Mine was a discovery; only it wasn’t reached by deep thought, or in the shower. I was instead poised on porcelain, staring at a wall the color of a green Smartie after it’d been sucked on for some time. It was attached to a quaint hotel room decorated with floral bedspreads and curtains done in the same shade.
I reached for a strand of toilet tissue. Only, there wasn’t a roll to be found. There was just a dispensary, which allotted one paper square. It was as if she’d barged in on me again.
When the test results from 23andMe entered my email inbox on a Wednesday morning, I didn’t open it. I didn’t open it the next day, or the next, either.
I finally queued up the message while I was on a train in New York City and showed my percentages to a stranger sitting next to me.
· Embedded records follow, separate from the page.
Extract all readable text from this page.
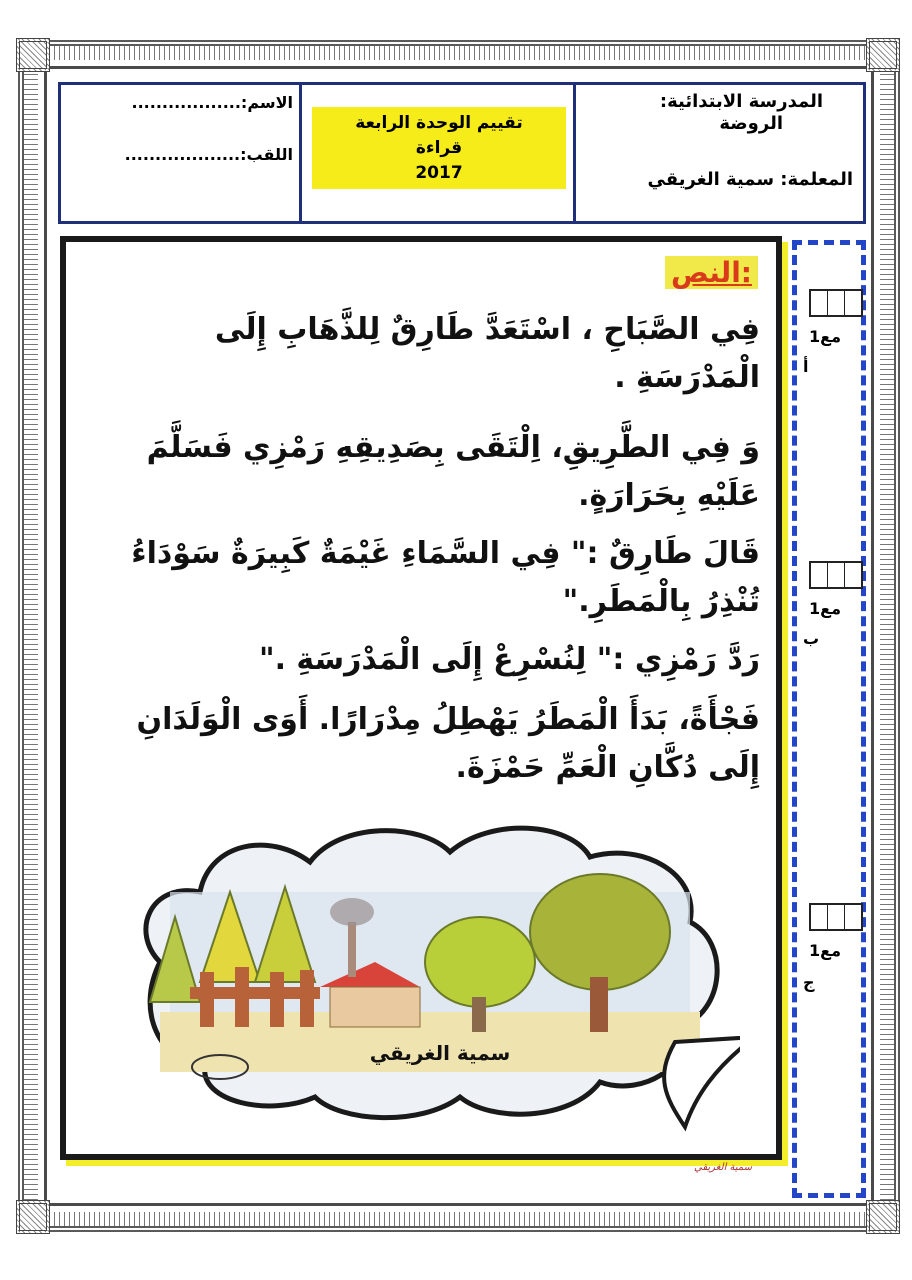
المدرسة الابتدائية:
الروضة
المعلمة: سمية الغريقي
تقييم الوحدة الرابعة
قراءة
2017
الاسم:..................
اللقب:...................
النص:
فِي الصَّبَاحِ ، اسْتَعَدَّ طَارِقٌ لِلذَّهَابِ إِلَى الْمَدْرَسَةِ .
وَ فِي الطَّرِيقِ، اِلْتَقَى بِصَدِيقِهِ رَمْزِي فَسَلَّمَ عَلَيْهِ بِحَرَارَةٍ.
قَالَ طَارِقٌ :" فِي السَّمَاءِ غَيْمَةٌ كَبِيرَةٌ سَوْدَاءُ تُنْذِرُ بِالْمَطَرِ."
رَدَّ رَمْزِي :" لِنُسْرِعْ إِلَى الْمَدْرَسَةِ ."
فَجْأَةً، بَدَأَ الْمَطَرُ يَهْطِلُ مِدْرَارًا. أَوَى الْوَلَدَانِ إِلَى دُكَّانِ الْعَمِّ حَمْزَةَ.
سمية الغريقي
مع1
أ
مع1
ب
مع1
ج
سمية الغريقي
Seeing how little he cared brought me comfort.
But I’ll share the results with you now, since you’ve stuck out this entire story. According to the data collector, I am 38 percent Italian. That’s 12 percent less than what I told my classmates in elementary school. That’s—weirdly—5 percent less than my sister’s results. And that’s 62 percent less than what my last name, Morlacci, suggests.
But I think about that square of paper often, and how my great grandmother carried that policy through her life, regardless of her address. I think about my grandmother and her swear words, and her attempts to still make me laugh even at the end of her life when she didn’t know me anymore.
Our habits, our quirks, our behaviors—and most importantly, our people—those are what make us who we are. Not a silly pie chart procured from a plastic tube of spit.
Start your own ancestry adventure
Genetic testing kits like 23andMe, MyHeritage DNA and AncestryDNA ran massive sales during the holidays, so it’s likely by now you or someone you know has participated. But that’s only the beginning. Now that the results are in, embark on a discovery of your past.
1. Connect with family members. The testing kits’ online resources gather regions of the world your bloodline traces back to—and it links you to family members far beyond first, second and third cousins. Reach out, have conversations and puzzle together family stories and timelines. Perhaps even plan a visit.
2. Take a tour led by experts. Once you have a solid idea of the regions and cities your ancestors originate from, plan a trip through tailored tour programs by providers like Go Ahead Tours via Ancestry. Included in the package is a DNA kit—in case you’re late to the game—a pre-trip family history review and the pairing of an ancestry genealogist who joins the tour to provide insight and answer questions as you embark on your trip to Ireland, Germany, Scotland and more.
3. DIY. Skip the research, the connections, the tour guides and just go.